Hard to argue with that – but it does mean a relaxation in the work imperative – and that’s worth debating. Or I think of myself – a small business owner with serious pre-existing conditions (HIV, chronic asthma, mild depression). Until Obamacare, it was unthinkable for me to be unemployed at any point, because of the health insurance issue. I was always terrified of losing access and being bankrupted by treating a disease I could not get insurance for. Now (if I were not neck-deep in Dishness) it’s conceivable. I feel empowered by the ACA not to work if I choose to and have the savings to take a break. There are a zillion different scenarios in which the guarantee of health insurance removes the absolute necessity of working if you have some savings to fall back on.
Or think of our debate about social mobility and inequality. With wages stagnant for most Americans since the mid 1970s, and hard, often back-breaking work failing to provide real gains in income, doesn’t the logic of the work ethic get attenuated? Isn’t it also affected by your knowledge that many people at the very top of the pyramid rake in unimaginable dough for working far less hard than your average teacher or healthcare worker? And isn’t the vast accumulation of wealth among so few itself a contributor to the decline in the work ethic, since it provides so many dependents with such easy, unearned cash? It’s not just the left that has created these disincentives. Global capitalism has done its part as well.
Or take the issue of marijuana legalization. One strong thread in the opposition is the fear that we’ll all stay on the couch, binge-watch Netflix and sleep in late, while the Chinese eat our lunch. And it’s strongest among those who experienced the American dream – the over-60s – than among those for whom it seems like a distant memory – the under-30s. And then there is immigration reform. Isn’t there an obvious, if unstated, cultural fear here that Latino culture is less work-obsessed than white Protestant culture (despite the staggering work ethic of so many Latino immigrants)? Beneath the legitimate concerns about border enforcement and security – which Obama has beefed up beyond measure, by the way – there is an anxiety that the core identity of America might change. We might actually begin to live more like Europeans do. Heaven forfend.

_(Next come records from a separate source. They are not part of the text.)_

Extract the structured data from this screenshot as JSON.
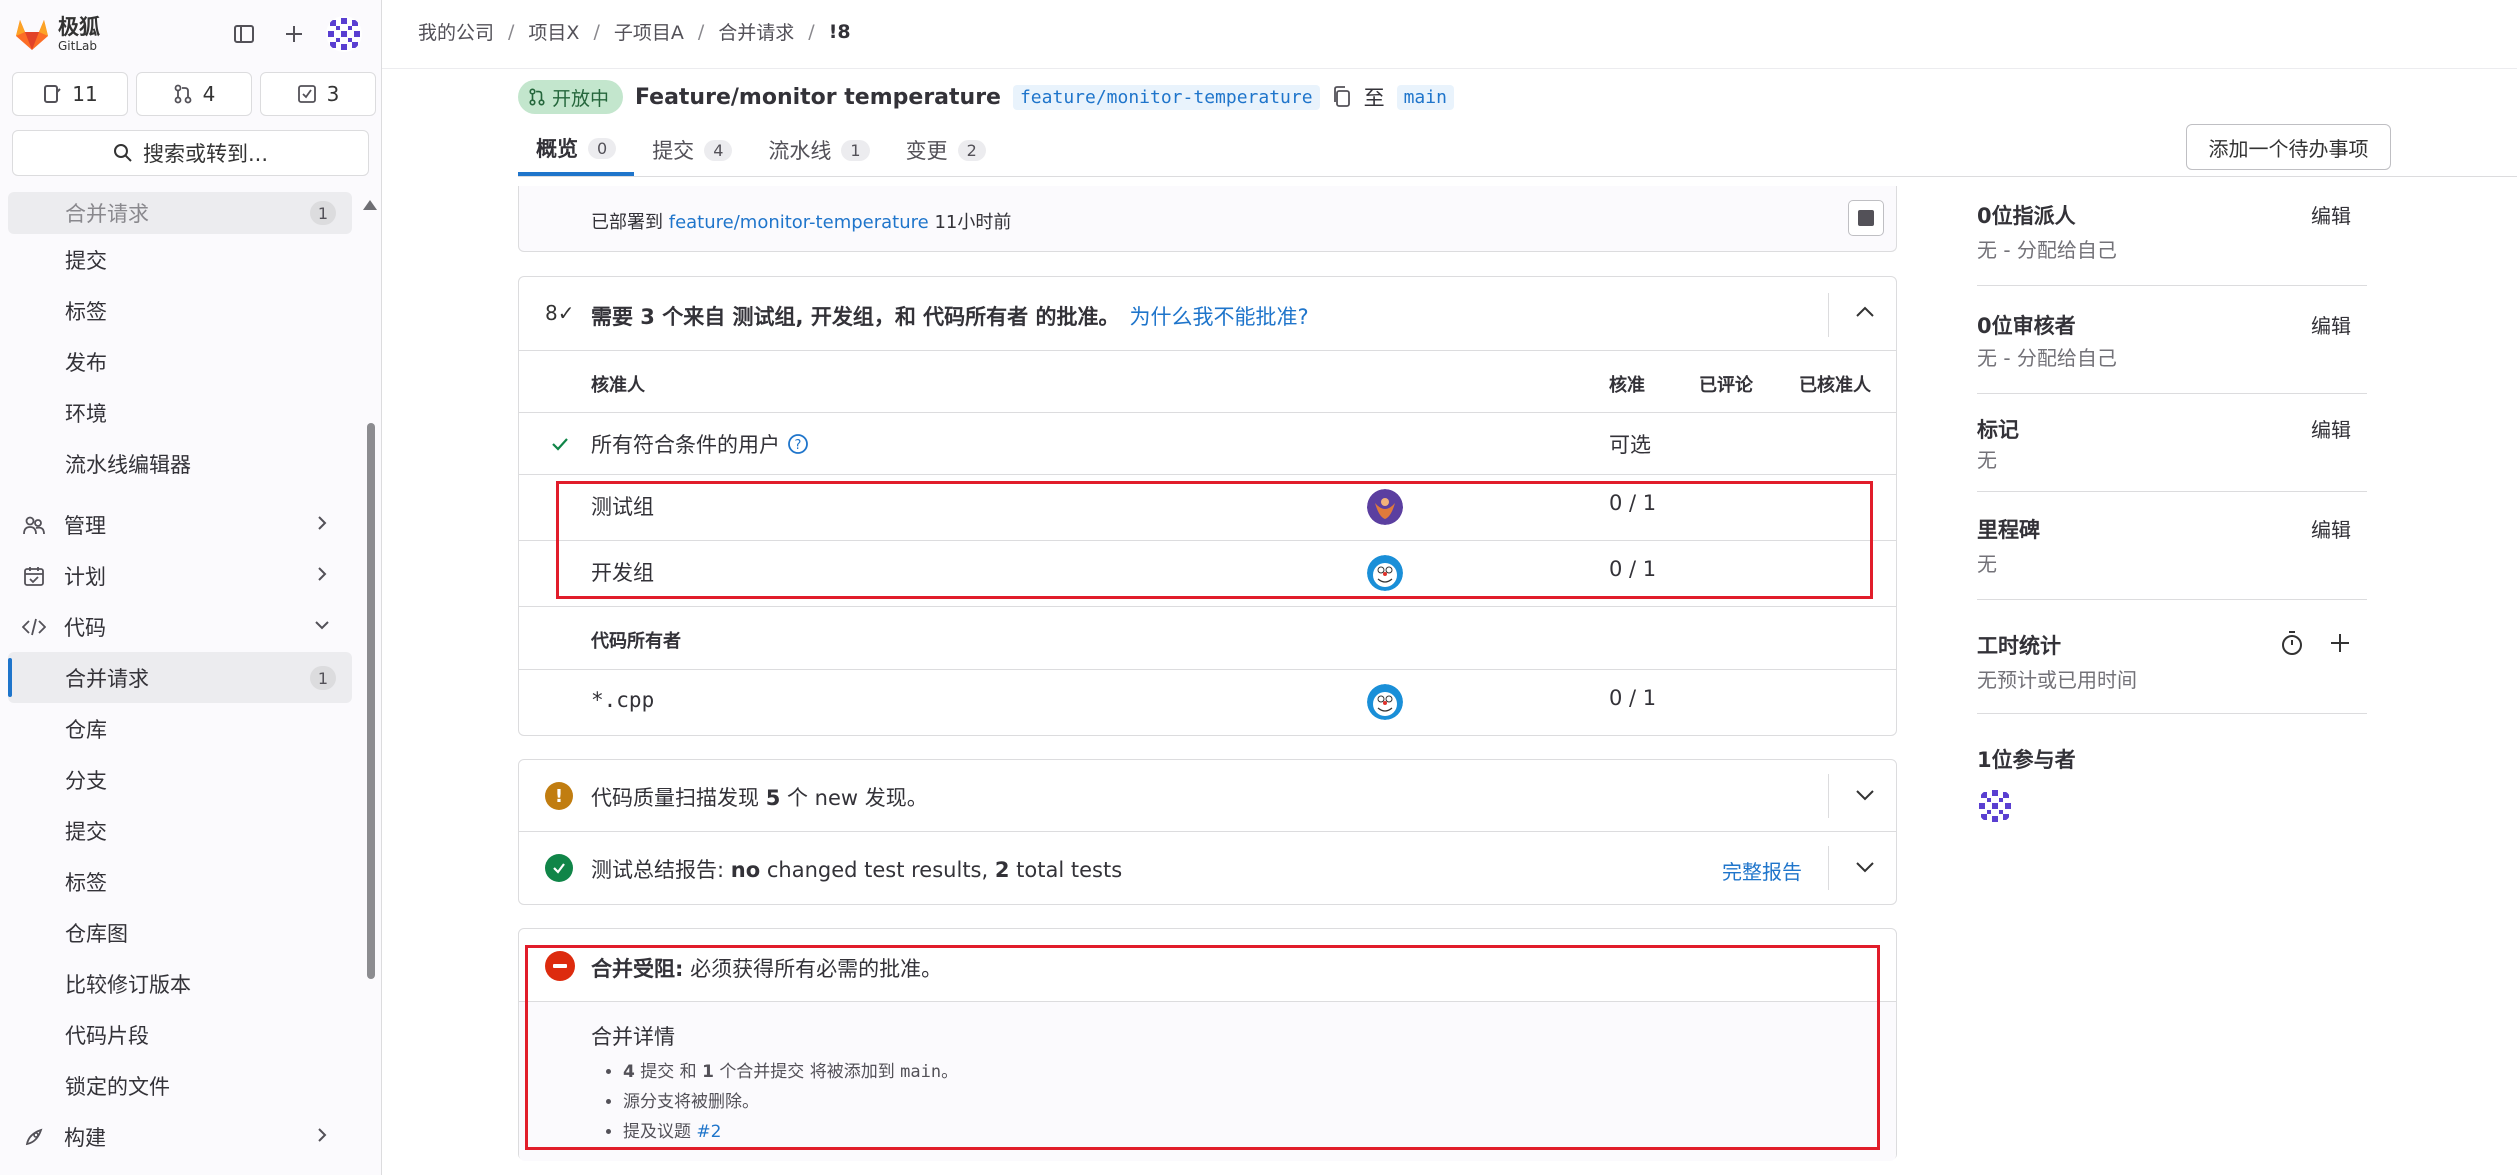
{
  "brand": {
    "name": "极狐",
    "sub": "GitLab"
  },
  "counts": {
    "issues": "11",
    "merge_requests": "4",
    "todos": "3"
  },
  "search": {
    "label": "搜索或转到..."
  },
  "nav": {
    "faded_item": {
      "label": "合并请求",
      "count": "1"
    },
    "items_a": [
      "提交",
      "标签",
      "发布",
      "环境",
      "流水线编辑器"
    ],
    "manage": "管理",
    "plan": "计划",
    "code": "代码",
    "active": {
      "label": "合并请求",
      "count": "1"
    },
    "items_b": [
      "仓库",
      "分支",
      "提交",
      "标签",
      "仓库图",
      "比较修订版本",
      "代码片段",
      "锁定的文件"
    ],
    "build": "构建"
  },
  "breadcrumb": [
    "我的公司",
    "项目X",
    "子项目A",
    "合并请求",
    "!8"
  ],
  "mr": {
    "status": "开放中",
    "title": "Feature/monitor temperature",
    "source_branch": "feature/monitor-temperature",
    "to": "至",
    "target_branch": "main"
  },
  "tabs": [
    {
      "label": "概览",
      "count": "0"
    },
    {
      "label": "提交",
      "count": "4"
    },
    {
      "label": "流水线",
      "count": "1"
    },
    {
      "label": "变更",
      "count": "2"
    }
  ],
  "todo_button": "添加一个待办事项",
  "deploy": {
    "prefix": "已部署到",
    "branch": "feature/monitor-temperature",
    "time": "11小时前"
  },
  "approvals": {
    "icon": "8✓",
    "title": "需要 3 个来自 测试组, 开发组，和 代码所有者 的批准。",
    "why_link": "为什么我不能批准?",
    "columns": {
      "approver": "核准人",
      "approve": "核准",
      "commented": "已评论",
      "approved_by": "已核准人"
    },
    "eligible": {
      "label": "所有符合条件的用户",
      "value": "可选"
    },
    "groups": [
      {
        "name": "测试组",
        "progress": "0 / 1"
      },
      {
        "name": "开发组",
        "progress": "0 / 1"
      }
    ],
    "code_owners_header": "代码所有者",
    "code_owner_rule": {
      "pattern": "*.cpp",
      "progress": "0 / 1"
    }
  },
  "quality": {
    "prefix": "代码质量扫描发现",
    "count": "5",
    "suffix": "个 new 发现。"
  },
  "tests": {
    "prefix": "测试总结报告:",
    "no": "no",
    "mid": "changed test results,",
    "total": "2",
    "suffix": "total tests",
    "report_link": "完整报告"
  },
  "merge": {
    "blocked_label": "合并受阻:",
    "blocked_text": "必须获得所有必需的批准。",
    "details_title": "合并详情",
    "line1": {
      "n": "4",
      "a": "提交 和",
      "m": "1",
      "b": "个合并提交 将被添加到",
      "branch": "main",
      "end": "。"
    },
    "line2": "源分支将被删除。",
    "line3": {
      "text": "提及议题",
      "link": "#2"
    }
  },
  "right": {
    "assignee": {
      "title": "0位指派人",
      "value": "无 - 分配给自己",
      "edit": "编辑"
    },
    "reviewer": {
      "title": "0位审核者",
      "value": "无 - 分配给自己",
      "edit": "编辑"
    },
    "labels": {
      "title": "标记",
      "value": "无",
      "edit": "编辑"
    },
    "milestone": {
      "title": "里程碑",
      "value": "无",
      "edit": "编辑"
    },
    "time": {
      "title": "工时统计",
      "value": "无预计或已用时间"
    },
    "participants": {
      "title": "1位参与者"
    }
  },
  "colors": {
    "accent": "#1f75cb",
    "highlight": "#e11d2a",
    "success": "#108548",
    "warning": "#c17d10",
    "danger": "#dd2b0e"
  }
}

At the core of this is a real debate about what we value in life, and what makes life meaningful.
And that’s a real debate we need to have more often and more publicly. Work is an ennobling, mobilizing endeavor. It is our last truly common denominator as Americans. But what if its pre-eminence is unavoidably weakened by unchangeable economic forces? What if the accumulation of wealth through work is beginning to seem like a mug’s game to more and more, trapped in a stalled social mobility escalator? Why wouldn’t people adjust their values to fit the times?
I have to say I feel conflicted about this. I’m a pathologically hard worker, and for me, the American dream remains not only intact, but still inspiring. I believe in work. I don’t want the welfare state to be a cushion rather than a safety net. At the same time, it seems to me that as a culture, we have a work ethic that can be, and often is, its own false idol. The Protestant work ethic we have, for example, is the imperative for industrious striving, self-advancement and material gain. It is emphatically not about being happy. And at some point, if those two values are not easily compatible, something will give.
And would it be such a terrible thing if exhausted American workers were able to take real vacations of more than two weeks a year; or if white-collar professionals could afford to take a breather in mid-career without worrying about their health insurance; or if 63-year-olds like our reader could actually enjoy two more years of leisure at the end of their careers? Would it be so awful if more Americans smoked pot and were able to garner a few more moments of chill and relaxation rather than stress or worry? How damaging would it be if a little Catholic, Latin culture mitigated the unforgiving treadmill so many of us are on?
As I say, I’m conflicted on this. I struggle every day with a saner balance between work and life, and work has consistently won. But the older I get the more I treasure not the money but the time I spend on this earth. I weigh the benefits of incessant work against the new friends I never make, the books I never read, the vacations I find hard to take, the empty afternoons that make life worth living. And, as in any individual life, the life-work balance needs adjusting over time in a society as a whole.
At what point, in other words, is the pursuit of material wealth eclipsing the pursuit of happiness this country was founded to uphold? Is the correction against the Protestant work ethic a destruction of the American values – or actually a sign of their revival after a period of intense and often fruitless striving? I suspect the latter.